Lopez shows you a side no one has seen yet. As Gomez, a former beat cop and now Captain in charge of taking down the Cartel, he slips into the part with ease and a force to be reckoned with. There’s a few scenes towards the end with Castillo and Lopez that have a boxing type rhythm to them, even eliciting a few laughs. Formerly known as a comedy guy, Gomez turns the page here. He’s the Latino Commissioner Gordon.
Aimee Garcia and David Castaneda give solid performances as people who challenge Diego in different ways. I loved seeing seasoned veterans like Sal Lopez, Marco Rameriz, and Emilio Rivera show up to play here as well. It’s a who’s who of Latino performers, and that’s the way it should be. Bray isn’t just breaking convention here; he’s dumping in the Pacific.
What is happening in El Chicano is aggressive genre expansion. Everywhere you look, someone is getting to do something that no one’s offered them before. Castillo as the lead hero. Lopez as the grizzled Captain, a dramatic part. A cast stuffed with 98% Latino actors. A budget just large enough to dazzle, with every penny earned. One would think Bray is trying to make a statement.

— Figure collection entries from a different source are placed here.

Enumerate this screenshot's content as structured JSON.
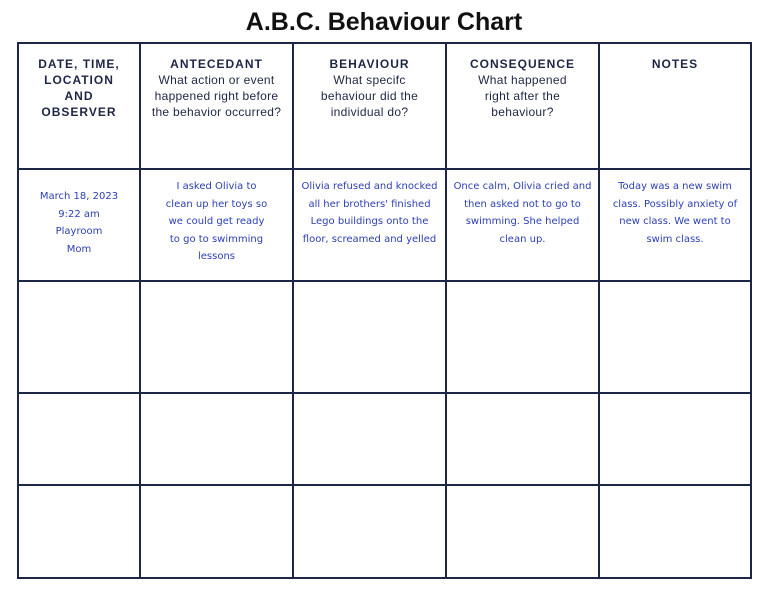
{
  "title": "A.B.C. Behaviour Chart",
  "table": {
    "headers": [
      {
        "label": "DATE, TIME, LOCATION AND OBSERVER"
      },
      {
        "label": "ANTECEDANT",
        "question": "What action or event happened right before the behavior occurred?"
      },
      {
        "label": "BEHAVIOUR",
        "question": "What specifc behaviour did the individual do?"
      },
      {
        "label": "CONSEQUENCE",
        "question": "What happened right after the behaviour?"
      },
      {
        "label": "NOTES"
      }
    ],
    "rows": [
      [
        [
          "March 18, 2023",
          "9:22 am",
          "Playroom",
          "Mom"
        ],
        "I asked Olivia to clean up her toys so we could get ready to go to swimming lessons",
        "Olivia refused and knocked all her brothers' finished Lego buildings onto the floor, screamed and yelled",
        "Once calm, Olivia cried and then asked not to go to swimming. She helped clean up.",
        "Today was a new swim class. Possibly anxiety of new class. We went to swim class."
      ]
    ]
  }
}
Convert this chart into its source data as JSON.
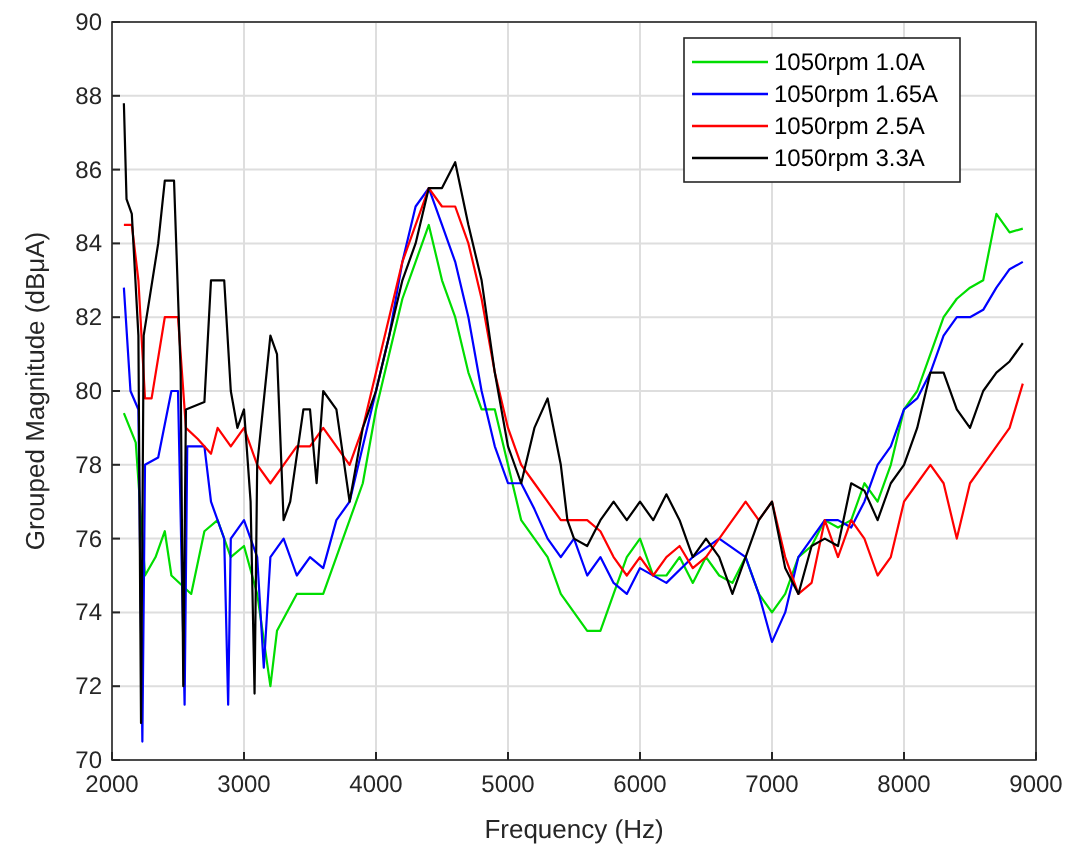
{
  "chart_data": {
    "type": "line",
    "xlabel": "Frequency (Hz)",
    "ylabel": "Grouped Magnitude (dBμA)",
    "xlim": [
      2000,
      9000
    ],
    "ylim": [
      70,
      90
    ],
    "xticks": [
      2000,
      3000,
      4000,
      5000,
      6000,
      7000,
      8000,
      9000
    ],
    "yticks": [
      70,
      72,
      74,
      76,
      78,
      80,
      82,
      84,
      86,
      88,
      90
    ],
    "grid": true,
    "legend": "top right",
    "line_style": "solid",
    "series": [
      {
        "name": "1050rpm 1.0A",
        "color": "#00dd00",
        "x": [
          2090,
          2180,
          2250,
          2330,
          2400,
          2450,
          2600,
          2700,
          2800,
          2900,
          3000,
          3100,
          3200,
          3250,
          3400,
          3600,
          3800,
          3900,
          4000,
          4100,
          4200,
          4300,
          4400,
          4500,
          4600,
          4700,
          4800,
          4900,
          5000,
          5100,
          5200,
          5300,
          5400,
          5500,
          5600,
          5700,
          5800,
          5900,
          6000,
          6100,
          6200,
          6300,
          6400,
          6500,
          6600,
          6700,
          6800,
          6900,
          7000,
          7100,
          7200,
          7300,
          7400,
          7500,
          7600,
          7700,
          7800,
          7900,
          8000,
          8100,
          8200,
          8300,
          8400,
          8500,
          8600,
          8700,
          8800,
          8900
        ],
        "values": [
          79.4,
          78.6,
          75.0,
          75.5,
          76.2,
          75.0,
          74.5,
          76.2,
          76.5,
          75.5,
          75.8,
          74.5,
          72.0,
          73.5,
          74.5,
          74.5,
          76.5,
          77.5,
          79.5,
          81.0,
          82.5,
          83.5,
          84.5,
          83.0,
          82.0,
          80.5,
          79.5,
          79.5,
          78.0,
          76.5,
          76.0,
          75.5,
          74.5,
          74.0,
          73.5,
          73.5,
          74.5,
          75.5,
          76.0,
          75.0,
          75.0,
          75.5,
          74.8,
          75.5,
          75.0,
          74.8,
          75.5,
          74.5,
          74.0,
          74.5,
          75.5,
          75.8,
          76.5,
          76.3,
          76.5,
          77.5,
          77.0,
          78.0,
          79.5,
          80.0,
          81.0,
          82.0,
          82.5,
          82.8,
          83.0,
          84.8,
          84.3,
          84.4
        ]
      },
      {
        "name": "1050rpm 1.65A",
        "color": "#0000ff",
        "x": [
          2090,
          2140,
          2200,
          2230,
          2250,
          2350,
          2450,
          2500,
          2550,
          2570,
          2700,
          2750,
          2850,
          2880,
          2900,
          3000,
          3100,
          3150,
          3200,
          3300,
          3400,
          3500,
          3600,
          3700,
          3800,
          3900,
          4000,
          4100,
          4200,
          4300,
          4400,
          4500,
          4600,
          4700,
          4800,
          4900,
          5000,
          5100,
          5200,
          5300,
          5400,
          5500,
          5600,
          5700,
          5800,
          5900,
          6000,
          6200,
          6400,
          6600,
          6800,
          6900,
          7000,
          7100,
          7200,
          7300,
          7400,
          7500,
          7600,
          7700,
          7800,
          7900,
          8000,
          8100,
          8200,
          8300,
          8400,
          8500,
          8600,
          8700,
          8800,
          8900
        ],
        "values": [
          82.8,
          80.0,
          79.5,
          70.5,
          78.0,
          78.2,
          80.0,
          80.0,
          71.5,
          78.5,
          78.5,
          77.0,
          76.0,
          71.5,
          76.0,
          76.5,
          75.5,
          72.5,
          75.5,
          76.0,
          75.0,
          75.5,
          75.2,
          76.5,
          77.0,
          78.5,
          80.0,
          81.5,
          83.5,
          85.0,
          85.5,
          84.5,
          83.5,
          82.0,
          80.0,
          78.5,
          77.5,
          77.5,
          76.8,
          76.0,
          75.5,
          76.0,
          75.0,
          75.5,
          74.8,
          74.5,
          75.2,
          74.8,
          75.5,
          76.0,
          75.5,
          74.5,
          73.2,
          74.0,
          75.5,
          76.0,
          76.5,
          76.5,
          76.3,
          77.0,
          78.0,
          78.5,
          79.5,
          79.8,
          80.5,
          81.5,
          82.0,
          82.0,
          82.2,
          82.8,
          83.3,
          83.5
        ]
      },
      {
        "name": "1050rpm 2.5A",
        "color": "#ff0000",
        "x": [
          2090,
          2150,
          2200,
          2250,
          2300,
          2400,
          2500,
          2560,
          2650,
          2750,
          2800,
          2900,
          3000,
          3100,
          3200,
          3300,
          3400,
          3500,
          3600,
          3700,
          3800,
          3900,
          4000,
          4100,
          4200,
          4300,
          4400,
          4500,
          4600,
          4700,
          4800,
          4900,
          5000,
          5100,
          5200,
          5300,
          5400,
          5500,
          5600,
          5700,
          5800,
          5900,
          6000,
          6100,
          6200,
          6300,
          6400,
          6500,
          6600,
          6700,
          6800,
          6900,
          7000,
          7100,
          7200,
          7300,
          7400,
          7500,
          7600,
          7700,
          7800,
          7900,
          8000,
          8100,
          8200,
          8300,
          8400,
          8500,
          8600,
          8700,
          8800,
          8900
        ],
        "values": [
          84.5,
          84.5,
          83.0,
          79.8,
          79.8,
          82.0,
          82.0,
          79.0,
          78.7,
          78.3,
          79.0,
          78.5,
          79.0,
          78.0,
          77.5,
          78.0,
          78.5,
          78.5,
          79.0,
          78.5,
          78.0,
          79.0,
          80.5,
          82.0,
          83.5,
          84.5,
          85.5,
          85.0,
          85.0,
          84.0,
          82.5,
          80.5,
          79.0,
          78.0,
          77.5,
          77.0,
          76.5,
          76.5,
          76.5,
          76.2,
          75.5,
          75.0,
          75.5,
          75.0,
          75.5,
          75.8,
          75.2,
          75.5,
          76.0,
          76.5,
          77.0,
          76.5,
          77.0,
          75.5,
          74.5,
          74.8,
          76.5,
          75.5,
          76.5,
          76.0,
          75.0,
          75.5,
          77.0,
          77.5,
          78.0,
          77.5,
          76.0,
          77.5,
          78.0,
          78.5,
          79.0,
          80.2
        ]
      },
      {
        "name": "1050rpm 3.3A",
        "color": "#000000",
        "x": [
          2090,
          2110,
          2150,
          2200,
          2220,
          2240,
          2350,
          2400,
          2470,
          2520,
          2540,
          2560,
          2700,
          2750,
          2850,
          2900,
          2950,
          3000,
          3050,
          3080,
          3100,
          3200,
          3250,
          3300,
          3350,
          3450,
          3500,
          3550,
          3600,
          3700,
          3800,
          3900,
          4000,
          4100,
          4200,
          4300,
          4400,
          4500,
          4600,
          4700,
          4800,
          4900,
          5000,
          5100,
          5200,
          5300,
          5400,
          5450,
          5500,
          5600,
          5700,
          5800,
          5900,
          6000,
          6100,
          6200,
          6300,
          6400,
          6500,
          6600,
          6700,
          6800,
          6900,
          7000,
          7100,
          7200,
          7300,
          7400,
          7500,
          7600,
          7700,
          7800,
          7900,
          8000,
          8100,
          8200,
          8300,
          8400,
          8500,
          8600,
          8700,
          8800,
          8900
        ],
        "values": [
          87.8,
          85.2,
          84.8,
          81.5,
          71.0,
          81.5,
          84.0,
          85.7,
          85.7,
          80.5,
          72.0,
          79.5,
          79.7,
          83.0,
          83.0,
          80.0,
          79.0,
          79.5,
          77.0,
          71.8,
          78.0,
          81.5,
          81.0,
          76.5,
          77.0,
          79.5,
          79.5,
          77.5,
          80.0,
          79.5,
          77.0,
          79.0,
          80.0,
          81.5,
          83.0,
          84.0,
          85.5,
          85.5,
          86.2,
          84.5,
          83.0,
          80.5,
          78.5,
          77.5,
          79.0,
          79.8,
          78.0,
          76.5,
          76.0,
          75.8,
          76.5,
          77.0,
          76.5,
          77.0,
          76.5,
          77.2,
          76.5,
          75.5,
          76.0,
          75.5,
          74.5,
          75.5,
          76.5,
          77.0,
          75.2,
          74.5,
          75.8,
          76.0,
          75.8,
          77.5,
          77.3,
          76.5,
          77.5,
          78.0,
          79.0,
          80.5,
          80.5,
          79.5,
          79.0,
          80.0,
          80.5,
          80.8,
          81.3
        ]
      }
    ]
  }
}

Oh, he certainly is. First, he’s picking up the baton from Chad Stahelski, a former stunt performer who changed the game with the John Wick trilogy, and pushing the envelope for more stunt performers and coordinators to have a chance to write and direct. Second, he’s giving the movie world something completely fresh and unforeseen in a fully powered Latino superhero.
Don’t let this hero ride by you. Buy a ticket, get in at the ground floor, and spread the word. El Chicano is coming, and this is only the beginning.